Developing flows

Table of Contents

Flow development involves configuring the steps of your workflow and testing your flow using sample documents. Flows integrate the modules you create in other Instabase apps, including classification and extraction models, refiners, validations, and other code.

If the documents you’re processing match an existing Marketplace solution, you might be able to skip or fast-track flow development by basing your solution on a Marketplace offering.

Flow development is typically handled by a solution developer. See the Solution Builder guide for information about creating a basic flow.

Planning a flow

Flow steps occur in a specific order, but whether you include certain steps depends on your document processing requirements.

All flows begin with the process files step, which performs OCR on sample documents. If your sample documents include multiple records, such as in multipage PDFs, you then map records. To classify different types of documents, you next apply classifier After records are classified, it’s a good idea to verify classification with apply checkpoint. Then, you can filter records into different branches, where they’re ready for the run extraction model step. After extraction, you can refine or validate data, redact fields, and perform other data processing tasks as needed.

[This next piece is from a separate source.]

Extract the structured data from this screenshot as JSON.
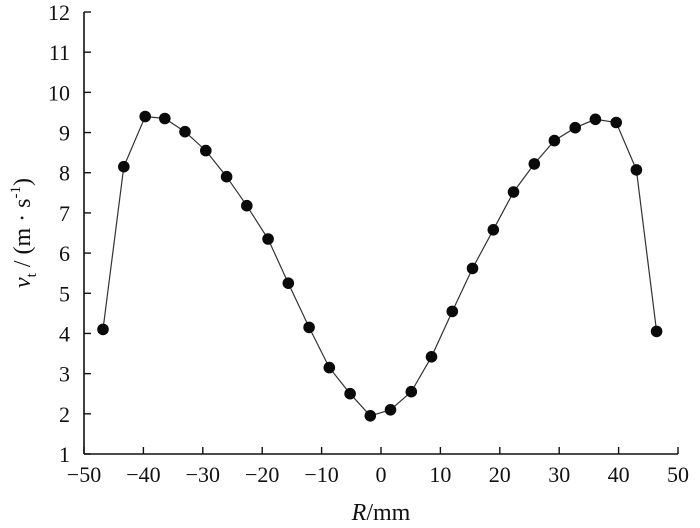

A basic flow that includes all available pre-built steps might be ordered something like this:

Process Files — Converts various document formats into machine-readable text.
Map Records — Splits multipage documents into separate records.
Apply Classifier — Identifies record type, or class, using a classification model.
Apply Checkpoint — Verifies details identified in a previous step according to validation formulas, and triggers a review for failed validations.

Branch flow into multiple document streams based on class.
Filter — Filters records based on class. Place a filter at the top of each branch, and for the filter parameter, specify the document class that you want to allow through the filter.

Tip

If you don’t validate classification before branching and filtering, or if your production flow might include unclassifiable documents, create an additional branch that filters for other, which is the class Instabase assigns by default to documents that can’t be classified.
Run Extraction Model — Extracts data from records using extraction models.
Apply Refiner — Reformats extracted data according to your specifications.
Apply Checkpoint — Verifies details identified in a previous step according to validation formulas, and triggers a review for failed validations.
Apply Redactor to Refined Fields — Redacts extracted data.
Doc Gen — Generates Word documents that report extracted data.
Combine — Combines branches into singular flow output.

Tip

By default, steps are named according to their step type. You can change step names to make flows easier to understand by clicking the edit (pencil) icon in the step panel. For example, it can be helpful to rename filter steps to indicate what class of records are allowed through in a given branch.

Flow modules

These are the flow steps and events that integrate modules or code created in other Instabase apps.

Info

Importing a module into a flow copies the module’s code to the flow’s modules folder, so any future edits you make to the original module aren’t reflected in your flow.

Step or event	Module	Description
Process Files	Reader	Optionally specifies custom OCR configurations created in Reader.
Apply Classifier	Classification model	Specifies a classification model created in ML Studio.
Apply Checkpoint	Checkpoint	Specifies validations created in the Validations app.
Run Extraction Model	Extraction model	Specifies an extraction model created in ML Studio.
Apply Refiner	Refiner	Specifies refiner formulas created in the Refiner app.
Doc Gen	Doc Gen	Specifies a `field_mapper.json` configuration file with field mappings.
Map UDF, Reduce UDF, Pre-Flow UDF, Post-Flow UDF	UDF	Specifies a custom Python script.

How checkpoints work and where to position them

Checkpoints are defined by the apply checkpoint step. Checkpoints verify classification or extraction data against validation rules that you write. In production, checkpoints that fail validation are queued for review by a human reviewer.

Checkpoints are typically inserted after classification and extraction steps to verify document class and extracted data. As a best practice, use a checkpoint after classification but before branching to ensure that records are routed to the correct branch for data extraction.